Tetapi, saya tidak menyesali perjumpaan dengan seorang mahasiswa asal Fak-Fak, Papua Barat yang menimbah ilmu di fakultas sastra Universitas Muslim Makassar. Noy, begitulah ia disapa. Lelaki berambut kriting inilah yang menyerahkan sebuah buku tipis, di sampulnya tertera: Sekolah Itu Candu. Saya meraih dan langsung membacanya.

“Buku itu boleh kau pinjam, jika sudah tuntas, kembalikan!” Noy mengingatkan.

Sekali anggukan dengan sorot mata tajam saya peragakan, setelahnya langsung saja bersandar di dinding tembok sekretariat UKM Retorika. Tenggelam dalam lautan kalimat hingga azan magrib mengingatkan rehat.

“Mau kemana, kawan!” Ujar Noy yang berada di sampingku.

Kali ini saya membalasnya dengan senyum manis. Kuyakin, ia sudah paham.

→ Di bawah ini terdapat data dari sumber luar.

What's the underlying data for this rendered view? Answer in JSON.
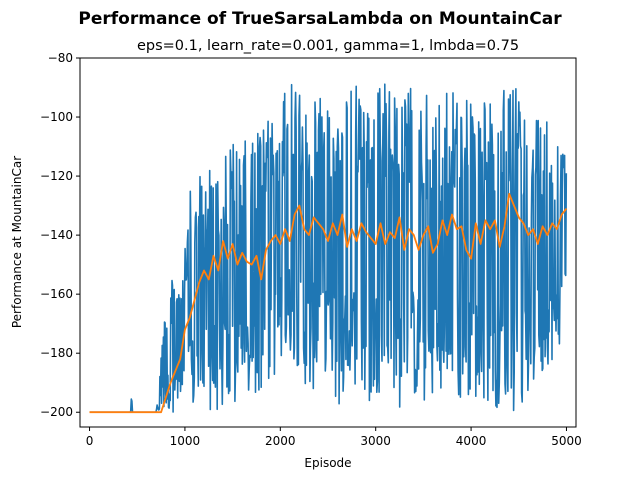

“Apakah kau tidak membaca itu,” ia menunjukkan catatan di papan tulis.

“Hmmmm, ya, ya, dari kemarin saya membacanya,”

Berada di sekretariat Retorika serasa menemukan diri dalam kubangan lumpur. Tenggelam dan lupa kalau jarum jam terus berputar. Saat itu membaca adalah kebutuhan yang tak terkira. Noy, misalnya, ia tahan tidak mengasup makanan seharian asalkan ia membaca berjubel buku. Rihatnya hanya buang air kecil. Selebihnya adalah membaca dan membaca.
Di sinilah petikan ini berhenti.